• N&PD Moderators: Skorpio | thegreenhand

Retrosynthesis - Navigating around Patented Routes - Paper

checktest

Bluelighter
Joined
Jun 9, 2013
Messages
338
Was looking through some of the cell best of reports (you have to put in some details but free)


Under best of chem 2018 there was an interesting article actually published in 2019.

Navigating around Patented Routes by Preserving Specific Motifs along Computer-Planned Retrosynthetic Pathways

Molga K
Dittwald P
Grzybowski B

Chem
2019 vol: 5 (2) pp: 460-473


"By keeping track of lists of specific bonds one wishes to preserve, a computer program is able to identify the key disconnections used in the patented syntheses and design synthetic routes that circumvent these approaches. Here, we provide examples of computer-designed syntheses relevant to medicinal chemistry, in which the machine avoids “strategic” disconnections common to industrial patents and is forced to use different starting materials. The ability of modern retrosynthetic planners to navigate around patented solutions may have significant implications for the ways in which intellectual property related to multistep syntheses is protected and/or challenged."

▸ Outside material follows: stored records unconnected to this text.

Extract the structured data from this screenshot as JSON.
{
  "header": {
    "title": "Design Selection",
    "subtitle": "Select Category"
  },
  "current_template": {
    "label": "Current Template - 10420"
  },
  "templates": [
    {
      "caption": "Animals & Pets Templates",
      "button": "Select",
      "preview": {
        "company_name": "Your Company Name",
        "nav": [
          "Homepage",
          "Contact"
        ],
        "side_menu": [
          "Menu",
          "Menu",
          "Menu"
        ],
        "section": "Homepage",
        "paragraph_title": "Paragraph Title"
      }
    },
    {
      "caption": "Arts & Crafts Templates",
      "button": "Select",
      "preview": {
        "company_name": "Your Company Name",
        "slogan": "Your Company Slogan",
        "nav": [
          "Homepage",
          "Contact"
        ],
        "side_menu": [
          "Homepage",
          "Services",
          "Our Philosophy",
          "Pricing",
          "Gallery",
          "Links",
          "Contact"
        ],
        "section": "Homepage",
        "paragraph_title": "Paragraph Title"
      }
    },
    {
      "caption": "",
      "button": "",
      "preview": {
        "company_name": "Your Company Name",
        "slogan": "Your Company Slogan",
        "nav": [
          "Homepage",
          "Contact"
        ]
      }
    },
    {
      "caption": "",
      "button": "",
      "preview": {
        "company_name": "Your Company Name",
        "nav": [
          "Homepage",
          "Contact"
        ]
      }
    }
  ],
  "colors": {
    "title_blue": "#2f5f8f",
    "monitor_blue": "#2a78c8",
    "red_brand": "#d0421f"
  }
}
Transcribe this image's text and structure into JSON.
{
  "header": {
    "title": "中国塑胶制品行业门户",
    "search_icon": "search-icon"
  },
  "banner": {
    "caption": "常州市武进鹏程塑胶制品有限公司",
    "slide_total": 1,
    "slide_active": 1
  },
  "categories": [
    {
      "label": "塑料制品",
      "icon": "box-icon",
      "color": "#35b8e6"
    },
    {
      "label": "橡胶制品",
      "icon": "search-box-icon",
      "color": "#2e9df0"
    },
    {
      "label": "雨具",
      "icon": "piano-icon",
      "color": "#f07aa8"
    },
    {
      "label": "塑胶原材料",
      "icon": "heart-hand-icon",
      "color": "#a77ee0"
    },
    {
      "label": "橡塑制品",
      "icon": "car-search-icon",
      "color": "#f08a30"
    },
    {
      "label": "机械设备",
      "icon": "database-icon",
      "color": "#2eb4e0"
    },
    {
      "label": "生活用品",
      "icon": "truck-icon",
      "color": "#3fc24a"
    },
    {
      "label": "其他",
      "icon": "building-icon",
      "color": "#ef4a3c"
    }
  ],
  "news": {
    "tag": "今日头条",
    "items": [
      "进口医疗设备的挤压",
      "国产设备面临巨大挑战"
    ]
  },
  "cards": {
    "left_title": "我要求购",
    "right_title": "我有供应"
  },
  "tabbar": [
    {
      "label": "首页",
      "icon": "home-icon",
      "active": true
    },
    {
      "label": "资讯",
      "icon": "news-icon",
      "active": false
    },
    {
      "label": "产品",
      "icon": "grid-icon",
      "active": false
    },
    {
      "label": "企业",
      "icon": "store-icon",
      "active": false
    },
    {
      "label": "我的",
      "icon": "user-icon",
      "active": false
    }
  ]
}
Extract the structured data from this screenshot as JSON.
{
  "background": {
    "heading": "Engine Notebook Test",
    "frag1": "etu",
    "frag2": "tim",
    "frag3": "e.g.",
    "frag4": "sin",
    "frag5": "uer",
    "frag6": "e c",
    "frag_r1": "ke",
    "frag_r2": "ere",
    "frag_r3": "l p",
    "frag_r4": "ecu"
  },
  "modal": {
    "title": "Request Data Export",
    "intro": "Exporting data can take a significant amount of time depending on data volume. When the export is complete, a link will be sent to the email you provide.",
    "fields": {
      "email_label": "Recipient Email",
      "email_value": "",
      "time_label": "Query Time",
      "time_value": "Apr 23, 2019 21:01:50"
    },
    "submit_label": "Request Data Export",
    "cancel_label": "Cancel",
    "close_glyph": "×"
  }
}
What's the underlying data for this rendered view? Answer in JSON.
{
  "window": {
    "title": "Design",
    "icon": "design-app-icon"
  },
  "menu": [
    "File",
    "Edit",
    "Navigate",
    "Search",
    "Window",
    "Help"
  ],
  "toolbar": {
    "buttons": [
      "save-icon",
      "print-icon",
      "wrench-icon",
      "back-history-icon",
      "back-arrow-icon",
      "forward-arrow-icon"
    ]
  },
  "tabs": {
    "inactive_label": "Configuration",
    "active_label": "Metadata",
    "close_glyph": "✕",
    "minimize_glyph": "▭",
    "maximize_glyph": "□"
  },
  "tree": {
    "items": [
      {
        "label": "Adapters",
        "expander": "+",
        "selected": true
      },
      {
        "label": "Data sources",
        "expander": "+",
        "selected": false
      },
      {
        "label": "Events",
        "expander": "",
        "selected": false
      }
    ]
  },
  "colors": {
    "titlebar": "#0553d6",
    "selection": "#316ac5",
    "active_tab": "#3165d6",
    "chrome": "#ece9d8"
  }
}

Merck bought Chematica (now synthia under Millapore Sigma subsid) a couple years back but the possibilities are interesting. I liked the use of panobinostat (Novartis, HDAC inhibitor from 2015 ), linezolid (Pfizer, new expensive antibiotic ), vs. Sitagliptin (Merck 2006 but expiring soon ?2022, high competition dpp4) in the paper. Generic manufacturers must be looking pretty closely.

How about the use in avoiding particular precursors or other problematic pathways? Interesting advancement of technology.
Retrosynthetic software will definitely be rising soon.

Edit: I should have changed the title to retrosynthetic software to reflect the emphasis on the technology rather than actual synthesis but yeah. Also the article thread
 
Last edited:
I had the chance to test out Synthia a little bit. It's still no match for a trained chemist with access to Reaxys or SciFinder, but the concept has a lot of potential.

I really like the idea of a retrosynthesis software optimized for clandestine operations. It wouldn't be much of a stretch from the filters they already use to find the cheapest feedstocks, bust patents, etc. The hard part would be hand-programming the relative "ease of acquisition without raising red flags" of various building blocks.
 
Certainly the idea is at a basic/fundamental stage right now, but it will be something to track to see how it develops. Easing some of the grunt work. Who knows if it will generate some unusual synthetic routes in the future, similar to alphago making new strategies that could be studied by others.

Yes, the commercial version for small-time manufacturers, featuring cost / ease / c̶r̶i̶m̶i̶n̶a̶l̶i̶t̶y̶ regulatory ratio optimizations at a lower scale. Weightings of accessibility and regulatory burdens in acquisition, scraping resources for country-level restrictions. For the 'academic' researcher on a budget.